Because ten byte are few, fork to head could be avoided. from Read a file by bytes in BASH:

read8() {
local _r8_var=${1:-OUTBIN} _r8_car LANG=C IFS=
read -r -d '' -n 1 _r8_car || { printf -v $_r8_var '';return 1;}
printf -v $_r8_var %02X "'"$_r8_car
}
{
first10=()
for i in {0..9};do
read8 first10[i] || break
done
cat
} < "$infile" >"$outfile"

This will create an array ${first10[@]} containing hexadecimal values of first ten bytes of $infile and store rest of data into $outfile.

declare -p first10


declare -a first10=([0]="25" [1]="50" [2]="44" [3]="46" [4]="2D" [5]="31" [6]="2E"
[7]="34" [8]="0A" [9]="25")

This was a PDF (%PDF -> 25 50 44 46)... Here's another sample:

{
first10=()
for i in {0..9};do
read8 first10[i] || break
done
cat
} <<<"Hello world!"
d!

As I didn't redirect output, string d! will be output on terminal.

echo ${first10[@]}
48 65 6C 6C 6F 20 77 6F 72 6C


printf '%b%b%b%b%b%b%b%b%b%b\n' ${first10[@]/#/\\x}
Hello worl

About binary

You said:

These are binary files and will likely have \0's and \n's throughout the first 10 bytes.

{
first10=()
for i in {0..9};do
read8 first10[i] || break
done
cat
} < <(gzip <<<"Hello world!") >/dev/null


echo ${first10[@]}
1F 8B 08 00 00 00 00 00 00 03

( Sample with a \n at bottom of this ;)

As a function

read8() { local _r8_var=${1:-OUTBIN} _r8_car LANG=C IFS=
read -r -d '' -n 1 _r8_car || { printf -v $_r8_var '';return 1;}
printf -v $_r8_var %02X "'"$_r8_car ;}
get10() {
local -n result=${1:-first10}     # 1st arg is array name
local -i _i
result=()
for ((_i=0;_i<${2:-10};_i++));do  # 2nd arg is number of bytes
read8 result[_i] || { unset result[_i] ; return 1 ;}
done
cat
}

Then (here, I use the special character for: there was no newline. ).
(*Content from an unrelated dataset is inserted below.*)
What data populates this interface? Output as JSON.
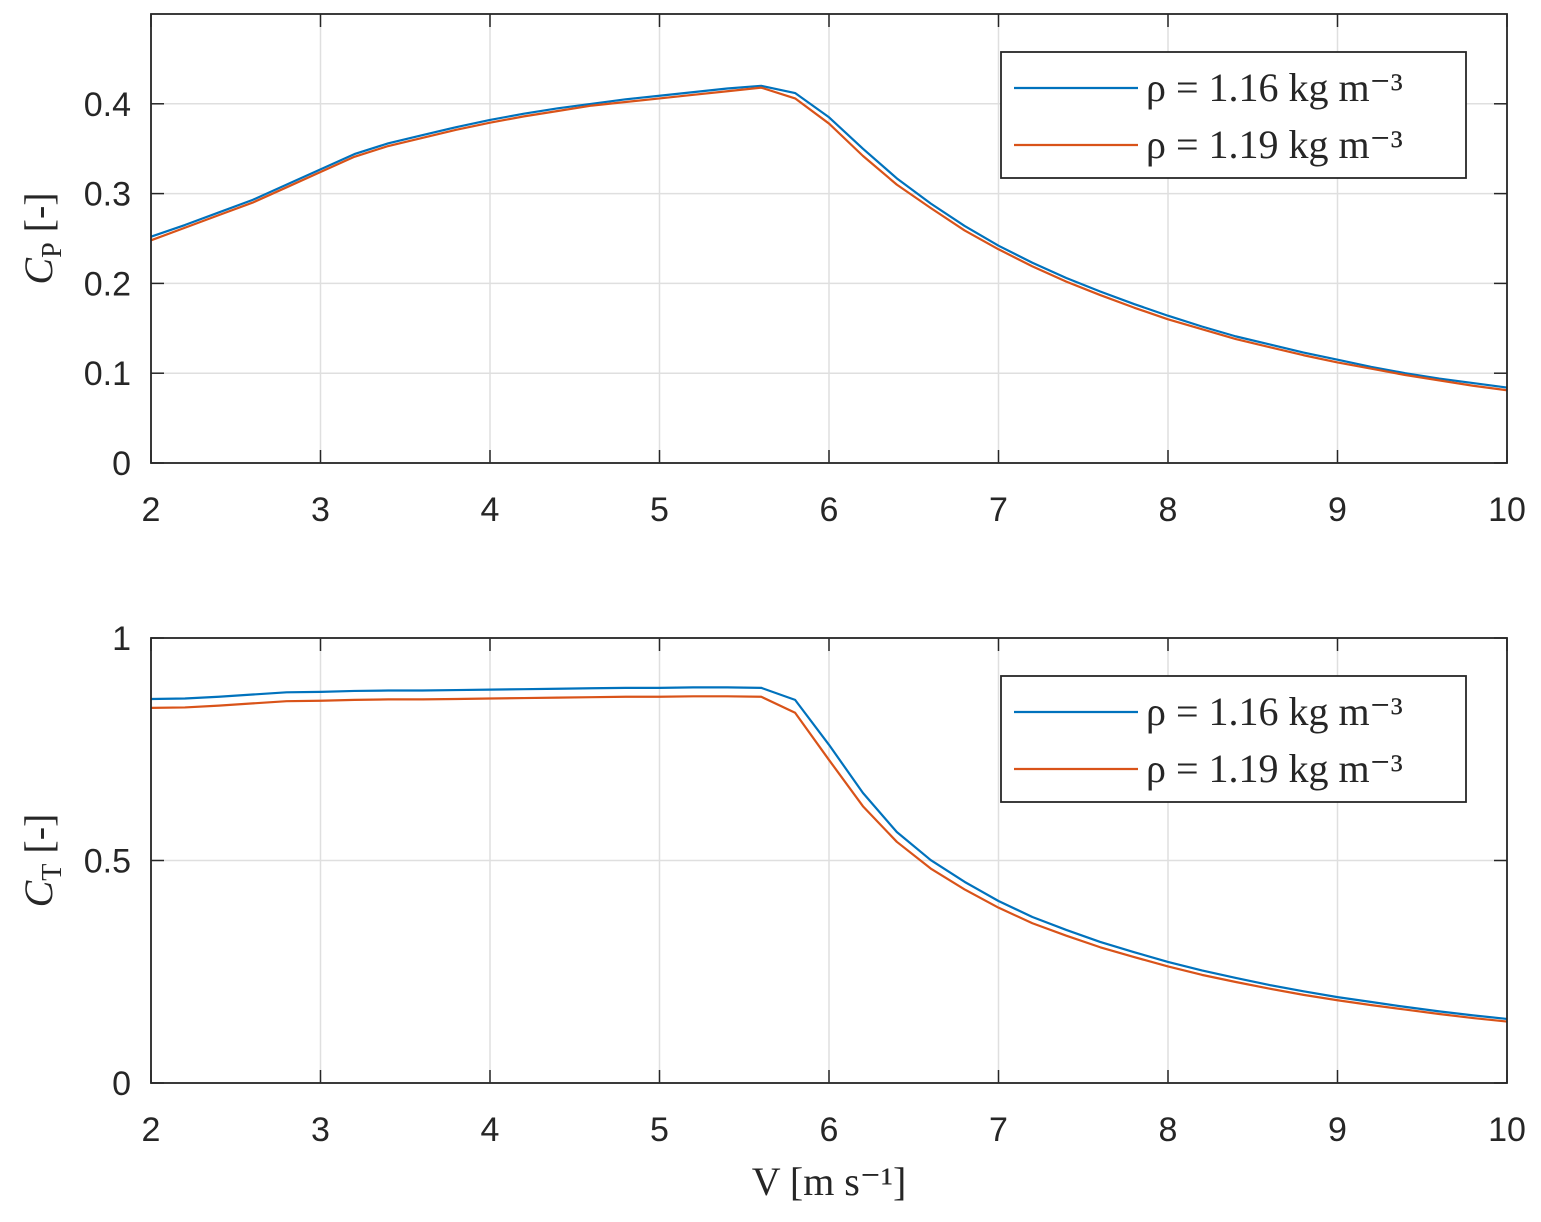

get10 pdf 4 <$infile >$outfile
printf %b ${pdf[@]/#/\\x}
%PDF⛶


echo $(( $(stat -c %s $infile) - $(stat -c %s $outfile) ))
4


get10 test 8 <<<'Hello world'
rld!


printf %b ${test[@]/#/\\x}
Hello Wo⛶


get10 test 24 <<<'Hello World!'
printf %b ${test[@]/#/\\x}
Hello World!

( And the last character printed is a \n! ;)

Final binary demo:

get10 test 256 < <(gzip <<<'Hello world!')


printf '%b' ${test[@]/#/\\x} | gunzip
Hello world!


printf "  %s %s %s %s  %s %s %s %s    %s %s %s %s  %s %s %s %s\n" ${test[@]}
1F 8B 08 00  00 00 00 00    00 03 F3 48  CD C9 C9 57
28 CF 2F CA  49 51 E4 02    00 41 E4 A9  B2 0D 00 00
00

Note!! This work fine and is very quick while number of byte to read stay low, even processing large files. This could be used for file recognition, for sample. But for spliting files on larger parts, you have to use split, head, tail and/or dd.